Quand l’état de santé est consolidé, c’est-à-dire stabilisé, la question ne porte plus seulement sur l’arrêt de travail. Une évaluation de l’incapacité permanente peut être réalisée. Selon le taux retenu, l’indemnisation peut prendre la forme :
- d’un capital, dans certains cas de faible incapacité ;
- d’une rente, lorsque le taux d’incapacité permanente atteint le niveau prévu par les textes.
Cette phase obéit à des règles distinctes de celles des IJSS. Le calcul dépend notamment du taux d’incapacité permanente, du salaire de référence et des dispositions prévues par la législation AT/MP. Il ne faut donc pas confondre indemnités journalières pendant l’arrêt et indemnisation de séquelles après consolidation.

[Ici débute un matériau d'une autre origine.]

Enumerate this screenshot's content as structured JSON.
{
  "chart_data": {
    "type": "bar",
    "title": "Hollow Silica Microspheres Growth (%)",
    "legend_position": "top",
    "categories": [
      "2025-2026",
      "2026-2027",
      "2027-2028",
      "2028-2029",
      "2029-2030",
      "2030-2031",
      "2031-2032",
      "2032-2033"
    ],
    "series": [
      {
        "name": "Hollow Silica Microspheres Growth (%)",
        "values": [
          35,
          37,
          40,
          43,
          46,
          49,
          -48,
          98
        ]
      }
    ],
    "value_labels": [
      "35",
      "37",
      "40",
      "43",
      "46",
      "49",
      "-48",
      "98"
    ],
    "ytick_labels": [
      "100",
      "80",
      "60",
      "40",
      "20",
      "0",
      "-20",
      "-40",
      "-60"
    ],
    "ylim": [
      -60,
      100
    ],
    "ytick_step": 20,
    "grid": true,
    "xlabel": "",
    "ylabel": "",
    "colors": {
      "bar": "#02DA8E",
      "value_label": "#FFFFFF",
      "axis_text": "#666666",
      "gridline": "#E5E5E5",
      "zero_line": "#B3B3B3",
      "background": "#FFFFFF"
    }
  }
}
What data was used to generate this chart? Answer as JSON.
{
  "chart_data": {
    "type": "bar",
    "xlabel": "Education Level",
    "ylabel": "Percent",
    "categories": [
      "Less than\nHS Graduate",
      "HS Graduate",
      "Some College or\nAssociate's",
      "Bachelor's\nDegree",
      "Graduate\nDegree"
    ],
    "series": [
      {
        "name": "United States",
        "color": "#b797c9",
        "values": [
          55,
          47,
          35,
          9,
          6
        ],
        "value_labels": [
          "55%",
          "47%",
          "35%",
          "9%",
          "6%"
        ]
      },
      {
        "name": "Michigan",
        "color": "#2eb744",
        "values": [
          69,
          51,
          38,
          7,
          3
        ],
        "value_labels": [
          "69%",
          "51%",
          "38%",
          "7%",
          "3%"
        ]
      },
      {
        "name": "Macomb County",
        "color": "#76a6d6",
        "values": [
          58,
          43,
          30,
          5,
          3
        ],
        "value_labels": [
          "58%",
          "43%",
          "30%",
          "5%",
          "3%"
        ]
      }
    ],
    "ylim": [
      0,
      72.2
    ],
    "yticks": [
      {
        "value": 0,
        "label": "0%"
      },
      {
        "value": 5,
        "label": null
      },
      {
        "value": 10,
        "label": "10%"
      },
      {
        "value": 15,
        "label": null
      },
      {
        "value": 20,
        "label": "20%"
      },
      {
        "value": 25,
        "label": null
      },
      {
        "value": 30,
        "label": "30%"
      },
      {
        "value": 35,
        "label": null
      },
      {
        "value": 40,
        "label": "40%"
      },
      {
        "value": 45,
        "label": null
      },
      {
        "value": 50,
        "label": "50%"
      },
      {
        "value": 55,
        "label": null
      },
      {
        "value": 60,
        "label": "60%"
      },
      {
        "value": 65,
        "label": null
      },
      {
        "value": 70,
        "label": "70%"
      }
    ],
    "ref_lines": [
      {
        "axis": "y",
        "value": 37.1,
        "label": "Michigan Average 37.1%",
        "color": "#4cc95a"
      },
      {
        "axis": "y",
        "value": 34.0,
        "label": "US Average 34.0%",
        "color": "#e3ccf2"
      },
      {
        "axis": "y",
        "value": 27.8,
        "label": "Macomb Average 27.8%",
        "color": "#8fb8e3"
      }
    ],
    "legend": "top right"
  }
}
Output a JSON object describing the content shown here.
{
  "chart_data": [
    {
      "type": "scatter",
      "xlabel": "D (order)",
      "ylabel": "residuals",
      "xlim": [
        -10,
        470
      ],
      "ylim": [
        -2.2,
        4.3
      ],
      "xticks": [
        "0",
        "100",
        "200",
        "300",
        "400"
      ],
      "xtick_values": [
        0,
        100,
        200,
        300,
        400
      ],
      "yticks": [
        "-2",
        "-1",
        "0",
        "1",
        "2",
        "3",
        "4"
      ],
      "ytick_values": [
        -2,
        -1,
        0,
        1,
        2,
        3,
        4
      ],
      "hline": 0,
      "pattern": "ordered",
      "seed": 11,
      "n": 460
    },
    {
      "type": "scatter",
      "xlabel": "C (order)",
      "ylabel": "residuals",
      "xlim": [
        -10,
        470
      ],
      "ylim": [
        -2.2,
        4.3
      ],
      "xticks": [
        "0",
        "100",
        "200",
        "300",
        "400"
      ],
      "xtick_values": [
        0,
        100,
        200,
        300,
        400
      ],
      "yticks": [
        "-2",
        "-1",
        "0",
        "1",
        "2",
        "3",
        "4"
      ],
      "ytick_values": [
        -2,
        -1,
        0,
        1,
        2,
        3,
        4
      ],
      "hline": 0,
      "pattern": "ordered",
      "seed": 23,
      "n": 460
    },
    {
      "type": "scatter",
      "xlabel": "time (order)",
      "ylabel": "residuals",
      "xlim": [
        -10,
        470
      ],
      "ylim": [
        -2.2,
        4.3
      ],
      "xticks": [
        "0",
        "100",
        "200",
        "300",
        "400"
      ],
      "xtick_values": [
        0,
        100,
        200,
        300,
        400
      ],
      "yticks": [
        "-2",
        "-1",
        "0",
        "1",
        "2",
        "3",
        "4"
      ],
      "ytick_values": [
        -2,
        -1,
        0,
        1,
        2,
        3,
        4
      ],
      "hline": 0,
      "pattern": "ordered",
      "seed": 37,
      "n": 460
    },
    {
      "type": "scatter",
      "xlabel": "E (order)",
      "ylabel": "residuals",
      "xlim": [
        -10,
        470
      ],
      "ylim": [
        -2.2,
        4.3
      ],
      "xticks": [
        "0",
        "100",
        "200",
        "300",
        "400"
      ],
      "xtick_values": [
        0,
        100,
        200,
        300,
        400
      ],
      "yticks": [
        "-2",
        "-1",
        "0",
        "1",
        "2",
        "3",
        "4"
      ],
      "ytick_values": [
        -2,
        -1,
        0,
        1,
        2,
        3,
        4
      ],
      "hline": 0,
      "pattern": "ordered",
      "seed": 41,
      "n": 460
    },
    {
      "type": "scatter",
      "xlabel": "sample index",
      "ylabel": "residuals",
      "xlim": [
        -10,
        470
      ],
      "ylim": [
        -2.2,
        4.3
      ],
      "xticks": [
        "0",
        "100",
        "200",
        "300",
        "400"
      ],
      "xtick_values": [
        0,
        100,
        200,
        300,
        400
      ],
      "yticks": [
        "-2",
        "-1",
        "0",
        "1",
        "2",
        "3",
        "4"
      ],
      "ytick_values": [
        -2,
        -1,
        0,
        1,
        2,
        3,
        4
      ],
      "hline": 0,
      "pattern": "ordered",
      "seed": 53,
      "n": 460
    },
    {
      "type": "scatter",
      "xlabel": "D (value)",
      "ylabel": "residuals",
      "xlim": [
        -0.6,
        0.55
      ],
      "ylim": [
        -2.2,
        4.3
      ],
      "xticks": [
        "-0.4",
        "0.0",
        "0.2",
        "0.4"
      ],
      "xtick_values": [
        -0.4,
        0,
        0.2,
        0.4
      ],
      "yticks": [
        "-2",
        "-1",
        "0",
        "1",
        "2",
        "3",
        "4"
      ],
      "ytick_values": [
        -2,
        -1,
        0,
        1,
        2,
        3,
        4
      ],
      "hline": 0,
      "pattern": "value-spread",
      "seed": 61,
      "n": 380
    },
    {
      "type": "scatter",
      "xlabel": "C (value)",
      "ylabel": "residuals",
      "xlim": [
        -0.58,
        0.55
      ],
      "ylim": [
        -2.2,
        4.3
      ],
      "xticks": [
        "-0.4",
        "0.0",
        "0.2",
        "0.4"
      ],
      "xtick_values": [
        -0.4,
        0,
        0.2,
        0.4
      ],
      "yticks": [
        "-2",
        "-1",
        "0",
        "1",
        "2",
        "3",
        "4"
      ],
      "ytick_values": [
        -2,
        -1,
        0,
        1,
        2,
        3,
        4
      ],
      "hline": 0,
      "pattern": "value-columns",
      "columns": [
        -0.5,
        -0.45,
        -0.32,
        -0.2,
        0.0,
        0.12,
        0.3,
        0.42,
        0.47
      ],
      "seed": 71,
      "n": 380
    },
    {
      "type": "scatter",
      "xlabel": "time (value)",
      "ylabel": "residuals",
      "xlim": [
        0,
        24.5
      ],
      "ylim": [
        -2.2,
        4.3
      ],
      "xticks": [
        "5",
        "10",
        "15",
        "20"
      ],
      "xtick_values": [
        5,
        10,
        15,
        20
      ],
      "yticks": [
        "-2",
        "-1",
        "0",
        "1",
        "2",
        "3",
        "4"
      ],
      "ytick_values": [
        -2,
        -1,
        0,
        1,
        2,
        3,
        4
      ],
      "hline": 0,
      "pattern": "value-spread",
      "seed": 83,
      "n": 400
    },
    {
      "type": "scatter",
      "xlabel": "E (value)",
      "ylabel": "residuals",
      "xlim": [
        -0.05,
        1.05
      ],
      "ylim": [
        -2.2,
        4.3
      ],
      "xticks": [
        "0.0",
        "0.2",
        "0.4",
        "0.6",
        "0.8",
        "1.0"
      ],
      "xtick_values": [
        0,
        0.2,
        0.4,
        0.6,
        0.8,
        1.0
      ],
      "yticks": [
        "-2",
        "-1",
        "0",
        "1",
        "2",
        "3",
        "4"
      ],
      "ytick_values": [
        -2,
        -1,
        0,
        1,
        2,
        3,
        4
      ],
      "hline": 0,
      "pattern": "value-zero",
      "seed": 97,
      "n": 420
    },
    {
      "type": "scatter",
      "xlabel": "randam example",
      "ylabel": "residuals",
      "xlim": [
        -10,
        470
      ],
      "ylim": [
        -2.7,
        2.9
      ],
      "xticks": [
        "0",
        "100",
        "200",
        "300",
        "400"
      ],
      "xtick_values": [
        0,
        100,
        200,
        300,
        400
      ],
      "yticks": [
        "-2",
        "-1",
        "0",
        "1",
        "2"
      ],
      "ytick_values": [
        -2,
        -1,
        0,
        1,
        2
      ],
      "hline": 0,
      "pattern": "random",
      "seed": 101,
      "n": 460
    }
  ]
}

9. Les erreurs les plus fréquentes dans l’estimation des indemnités
Voici les erreurs que l’on observe le plus souvent chez les salariés qui cherchent à calculer leurs droits :
- utiliser le salaire net au lieu du salaire brut de référence ;
- oublier que le jour de l’accident n’est pas calculé comme une IJSS classique ;
- appliquer 60 % ou 80 % directement au salaire mensuel ;
- ignorer les plafonds journaliers liés au PASS ;
- oublier le complément employeur ou, à l’inverse, croire qu’il est automatique dans toutes les entreprises ;
- confondre arrêt initial, prolongation, rechute et incapacité permanente.
Le meilleur réflexe consiste à vérifier chaque étape : nature de l’accident, reconnaissance AT, date de départ de l’arrêt, salaire brut de référence, nombre de jours indemnisables et convention collective applicable.
10. Comment utiliser intelligemment le calculateur ci-dessus
Le simulateur présenté en haut de page est conçu pour vous donner une estimation rapide et cohérente. Pour l’utiliser correctement :
- saisissez votre salaire brut du mois précédant l’arrêt ;
- indiquez le nombre de jours d’arrêt que vous souhaitez estimer ;
- sélectionnez le PASS de référence ;
- choisissez si vous voulez ou non inclure le jour de l’accident dans la simulation ;
- cliquez sur le bouton de calcul pour afficher le détail et le graphique.
Le résultat vous montre le salaire journalier de référence estimé, l’indemnité par jour pendant les 28 premiers jours, l’indemnité à partir du 29e jour et le total sur la période indiquée. Le graphique visualise la structure du calcul, ce qui est très utile pour comprendre pourquoi le montant augmente après le 29e jour.
11. Documents à conserver pour sécuriser vos droits
Pour éviter les litiges ou les retards, conservez toujours :
- la déclaration d’accident du travail ;
- le certificat médical initial ;
- les arrêts de travail et prolongations ;
- vos bulletins de paie des mois précédents ;
- tout échange avec la caisse et avec l’employeur ;
- la convention collective applicable à votre contrat.
En cas de contestation sur la reconnaissance de l’accident, sur le salaire de référence ou sur la durée d’indemnisation, ces pièces deviennent déterminantes.
12. Liens officiels utiles
Pour vérifier les règles sur des sources publiques et officielles, consultez notamment :
13. Ce qu’il faut retenir
Si vous vous demandez après un accident de travail comment calcule-t-on les indemnités, retenez quatre idées simples. Premièrement, on part d’un salaire journalier de référence calculé à partir du salaire brut. Deuxièmement, l’indemnisation est en principe de 60 % pendant les 28 premiers jours, puis de 80 % à partir du 29e jour. Troisièmement, des plafonds légaux limitent le montant journalier. Quatrièmement, le total réellement perçu peut être supérieur à l’IJSS seule si l’employeur complète la rémunération.
Le calculateur de cette page vous permet d’obtenir une estimation rapide, utile pour préparer une discussion avec l’employeur, vérifier un versement ou mieux anticiper votre budget pendant l’arrêt. Pour une situation complexe, par exemple si les primes variables sont importantes, si l’accident est contesté ou si une incapacité permanente est envisagée, il reste recommandé de confirmer les données auprès de la caisse compétente et des textes officiels.